Spreading 3 pods across 3 nodes and deploying without downtime

156 views Asked by At

I have 3 k8s control plane nodes. Each of which must run a haproxy pod.

DaemonSet approach: A normal solution would be to deploy the haproxy pods as daemonset and each would get one haproxy pod. However, during deployment of a new version, there will be downtime as daemonset pods are not allowed to run concurrently.

Deployment approach Another solution would be to deploy them using deployment. Now I'll define that I need 3 replicas of haproxy to run and I have to decide how to spread them.

  • I can't use strict antiAffinity with requiredDuringSchedulingIgnoredDuringExecution because pods with the new version will never get scheduled on the nodes. preferredDuringSchedulingIgnoredDuringExecution does whatever it wants.
      affinity:
        podAntiAffinity:
          preferredDuringSchedulingIgnoredDuringExecution:
          - weight: 1
            podAffinityTerm:
              labelSelector:
                matchExpressions:
                - key: app
                  operator: In
                  values:
                  - haproxy
              topologyKey: "kubernetes.io/hostname"
  • I tried with topologySpreadConstraints, however during deployment we have terminating and starting nodes in parallel which causes the scheduling to assign pods to nodes unevenly. It can't distinguish between pods in Terminating state and those in Running state. The below config is what I use.
      topologySpreadConstraints:
      - labelSelector:
          matchLabels:
            app: haproxy
        maxSkew: 1
        topologyKey: kubernetes.io/hostname
        whenUnsatisfiable: DoNotSchedule
  • I've read about descheduler but I want to save my resources and keep my cluster as predictable as possible.

  • It's possible I run more replicas (pods) and hope there's at least one pod on each node. But that's a waste of resources.

  • matchLabelKeys described here might work in distinguishing between new and old pods, but when I add it to my 1.26.5 cluster it doesn't apply by the looks of it.

What are my options here?

Thanks

2

There are 2 answers

1
Ron Etch On

You can use labels that match the spec.tolerations such as node-role.kubernetes.io/control-plane:NoSchedule as explained in the documentation.

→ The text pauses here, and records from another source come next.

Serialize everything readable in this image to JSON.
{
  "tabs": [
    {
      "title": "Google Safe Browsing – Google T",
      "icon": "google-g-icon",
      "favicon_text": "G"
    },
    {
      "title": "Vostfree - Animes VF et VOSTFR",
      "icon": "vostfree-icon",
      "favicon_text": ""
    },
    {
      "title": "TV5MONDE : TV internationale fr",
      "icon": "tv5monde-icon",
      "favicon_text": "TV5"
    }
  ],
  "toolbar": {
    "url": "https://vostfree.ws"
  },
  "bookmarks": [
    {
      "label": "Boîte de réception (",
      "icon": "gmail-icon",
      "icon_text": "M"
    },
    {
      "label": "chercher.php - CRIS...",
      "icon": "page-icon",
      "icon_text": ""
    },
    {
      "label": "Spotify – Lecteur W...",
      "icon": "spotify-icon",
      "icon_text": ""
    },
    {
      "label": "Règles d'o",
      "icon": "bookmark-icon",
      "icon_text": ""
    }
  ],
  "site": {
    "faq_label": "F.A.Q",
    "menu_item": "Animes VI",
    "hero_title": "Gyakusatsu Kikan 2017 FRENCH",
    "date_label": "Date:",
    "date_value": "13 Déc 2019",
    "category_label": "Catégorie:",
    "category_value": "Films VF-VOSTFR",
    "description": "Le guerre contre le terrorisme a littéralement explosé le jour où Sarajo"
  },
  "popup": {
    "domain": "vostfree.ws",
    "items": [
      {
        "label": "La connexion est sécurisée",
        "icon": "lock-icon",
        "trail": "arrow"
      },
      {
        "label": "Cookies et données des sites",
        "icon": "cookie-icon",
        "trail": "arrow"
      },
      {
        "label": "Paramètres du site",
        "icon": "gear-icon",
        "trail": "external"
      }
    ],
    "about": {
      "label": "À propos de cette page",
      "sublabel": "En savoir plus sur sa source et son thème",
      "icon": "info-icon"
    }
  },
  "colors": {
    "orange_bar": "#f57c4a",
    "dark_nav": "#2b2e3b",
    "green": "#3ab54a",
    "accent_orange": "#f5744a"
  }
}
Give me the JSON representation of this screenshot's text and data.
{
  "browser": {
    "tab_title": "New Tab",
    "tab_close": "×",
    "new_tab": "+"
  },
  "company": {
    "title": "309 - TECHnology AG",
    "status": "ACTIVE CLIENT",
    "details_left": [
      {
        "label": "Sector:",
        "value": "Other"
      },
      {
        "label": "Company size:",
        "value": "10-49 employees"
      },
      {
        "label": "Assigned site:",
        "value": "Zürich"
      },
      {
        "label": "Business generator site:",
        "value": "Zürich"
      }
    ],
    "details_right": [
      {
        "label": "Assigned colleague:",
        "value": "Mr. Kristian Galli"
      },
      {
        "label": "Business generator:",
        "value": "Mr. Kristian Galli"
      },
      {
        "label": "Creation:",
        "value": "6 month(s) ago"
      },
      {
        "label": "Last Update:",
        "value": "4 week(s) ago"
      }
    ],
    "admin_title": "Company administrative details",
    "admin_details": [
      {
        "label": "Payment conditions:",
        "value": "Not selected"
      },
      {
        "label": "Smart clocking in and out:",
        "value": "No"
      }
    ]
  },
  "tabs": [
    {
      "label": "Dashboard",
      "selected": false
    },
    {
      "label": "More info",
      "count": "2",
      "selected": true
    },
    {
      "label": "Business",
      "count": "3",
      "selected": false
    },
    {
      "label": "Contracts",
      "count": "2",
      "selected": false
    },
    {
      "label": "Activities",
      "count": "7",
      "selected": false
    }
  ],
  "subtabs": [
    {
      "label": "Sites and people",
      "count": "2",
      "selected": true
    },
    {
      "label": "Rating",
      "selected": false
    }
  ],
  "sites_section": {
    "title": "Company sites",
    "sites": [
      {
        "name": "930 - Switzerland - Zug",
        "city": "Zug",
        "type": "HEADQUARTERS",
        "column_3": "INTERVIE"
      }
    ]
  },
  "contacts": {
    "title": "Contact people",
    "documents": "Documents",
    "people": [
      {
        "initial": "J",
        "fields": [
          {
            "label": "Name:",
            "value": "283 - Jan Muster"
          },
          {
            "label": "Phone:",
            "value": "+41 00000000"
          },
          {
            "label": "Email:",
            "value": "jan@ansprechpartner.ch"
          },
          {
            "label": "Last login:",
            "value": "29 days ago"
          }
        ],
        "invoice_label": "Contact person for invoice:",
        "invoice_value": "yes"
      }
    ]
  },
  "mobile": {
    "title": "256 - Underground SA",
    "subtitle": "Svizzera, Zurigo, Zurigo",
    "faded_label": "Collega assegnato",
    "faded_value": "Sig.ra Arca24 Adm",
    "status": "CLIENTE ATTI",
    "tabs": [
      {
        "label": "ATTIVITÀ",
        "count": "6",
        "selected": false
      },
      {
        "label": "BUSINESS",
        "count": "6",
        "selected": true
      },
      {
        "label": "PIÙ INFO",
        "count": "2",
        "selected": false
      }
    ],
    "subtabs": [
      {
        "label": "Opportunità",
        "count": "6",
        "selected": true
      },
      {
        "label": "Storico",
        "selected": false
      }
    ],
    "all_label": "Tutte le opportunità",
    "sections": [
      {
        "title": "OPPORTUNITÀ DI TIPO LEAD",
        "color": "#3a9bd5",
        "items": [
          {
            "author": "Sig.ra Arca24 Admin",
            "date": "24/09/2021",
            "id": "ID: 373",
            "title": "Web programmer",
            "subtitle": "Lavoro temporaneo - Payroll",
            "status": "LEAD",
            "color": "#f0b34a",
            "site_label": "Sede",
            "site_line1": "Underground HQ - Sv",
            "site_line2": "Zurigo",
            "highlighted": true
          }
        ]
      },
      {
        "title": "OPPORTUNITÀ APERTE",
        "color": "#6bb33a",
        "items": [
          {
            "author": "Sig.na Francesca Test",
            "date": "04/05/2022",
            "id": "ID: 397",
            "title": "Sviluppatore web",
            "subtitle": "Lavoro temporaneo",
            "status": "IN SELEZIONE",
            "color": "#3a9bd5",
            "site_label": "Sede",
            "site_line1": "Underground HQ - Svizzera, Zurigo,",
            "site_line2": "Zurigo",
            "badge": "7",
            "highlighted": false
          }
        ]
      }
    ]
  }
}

Below is a sample yaml file for reference use:

apiVersion: apps/v1
kind: DaemonSet
metadata:
  name: 
  namespace: kube-system
  labels:
    k8s-app: 
spec:
  selector:
    matchLabels:
      name: 
  template:
    metadata:
      labels:
        name: 
    spec:
      tolerations:
      # these tolerations are to have the daemonset runnable on control plane nodes
      # remove them if your control plane nodes should not run pods
      - key: node-role.kubernetes.io/control-plane
        operator: Exists
        effect: NoSchedule
      - key: node-role.kubernetes.io/master
        operator: Exists
        effect: NoSchedule
      containers:
      - name: 
        image: ....

You can review more about daemonset with this documentation.

0
Vladimir On

I'm not sure how but adding strategy.rollingUpdate.maxUnavailable: 0 appears to work well. The deployment takes longer but new pods are assigned evenly during the deployment now. I've tried this with 10+ deployments now and every time resulting in even distribution.